В Бухаре также имелись и месторождения золота, но горное дело совершенно не было развито. Еще инженер К.Ф. Бутенев, побывавший в эмирате в начале 1840-х годов отмечал, что хотя на его территории и имеются золотые россыпи, но бухарцы не имеют средств для добычи собственного золота, поэтому существует значительное число торговцев, которые занимаются тем, что ввозят в Бухару «хищническое» золото из России [Бутенев, 1842а, с. 138–142; 2003]. Не изменилась ситуация и несколько десятилетий спустя: полковник П.П. Матвеев, посетивший Бухару уже в 1877 г., также констатировал, что бухарцы добывают на Амударье золото, и правительство никак этот процесс не контролирует [Матвеев, 1883, с. 26]. Лишь в начале XX в. на р. Вахш была организована добыча золота, взятая на откуп богатым сартом, обязавшимся ежегодно сдавать в казну более 10 тыс. руб. вне зависимости от количества добытого.
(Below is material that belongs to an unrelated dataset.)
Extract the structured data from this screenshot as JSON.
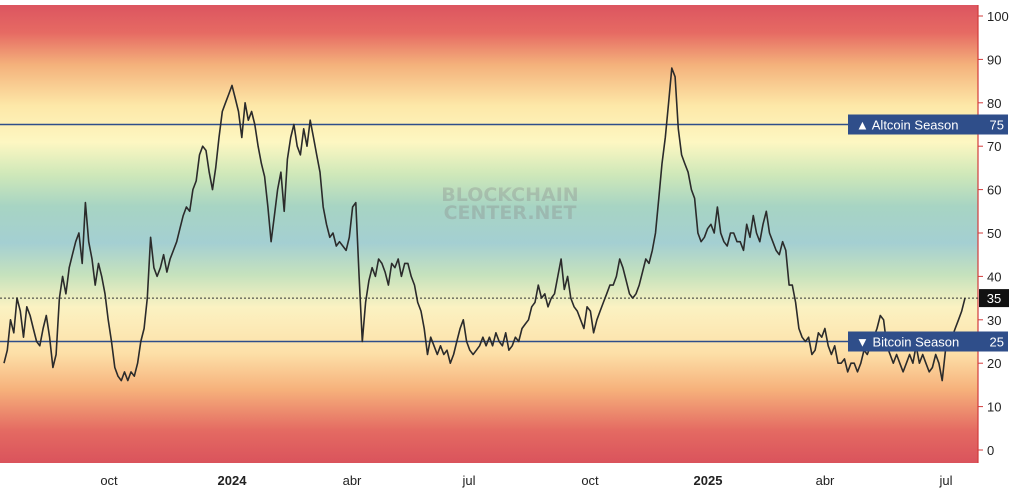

Естественно, откупщик старался всячески снизить затраты на добычу золота, используя постоянно не более 2–3 человек на каждом из шести взятых на откуп участков [Нечаев, 1914, с. 65–67; Гаевский, 1924, с. 58].
Это представляется вполне объяснимым, учитывая, что для постоянной и эффективной добычи полезных ископаемых властям следовало бы вначале вложить в это дело значительные средства, тогда как они предпочитали решать вопросы управления земельными отношениями не экономическими, а исключительно административными методами. В большинстве своем эти методы сводились к конфискации земель и прочей недвижимости монархами или беками. Даже в эпоху российского протектората, в 1880-е годы, беки нередко позволяли себе просто-напросто отнимать частично или полностью имущество у достаточно состоятельных жителей подведомственных им регионов по надуманным причинам – например, по ложным обвинениям в нарушении законов [Стеткевич, 1894, с. 259]. Эмиры действовали еще прямолинейнее и зачастую конфисковали имущество «для государственных нужд». Например, когда в 1870 г. в Бухару прибыло российское посольство под руководством полковника С.П. Носовича, эмир Музаффар поселил его в доме сановника Шукур-инака, которого просто-напросто выселили [Носович, 1898, с. 285].
Естественно, учитывая абсолютный характер власти эмира в государстве в целом и неконтролируемое правление беков в регионах, ни один держатель земли не мог чувствовать себя защищенным от посягательств властей, поэтому многие землепользователи и землевладельцы не старались извлечь из земли максимум пользы. Более-менее стабильным было положение мильковых, т. е. частновладельческих земель, изъятие которых было возможно только на основании судебных решений или личного волеизъявления монарха, который мог признать мильк недействительным. В связи с этим российские путешественники отмечали, что если им попадались ухоженные хозяйства, то это всегда были мильковые владения [Ситняковский, 1899, с. 159].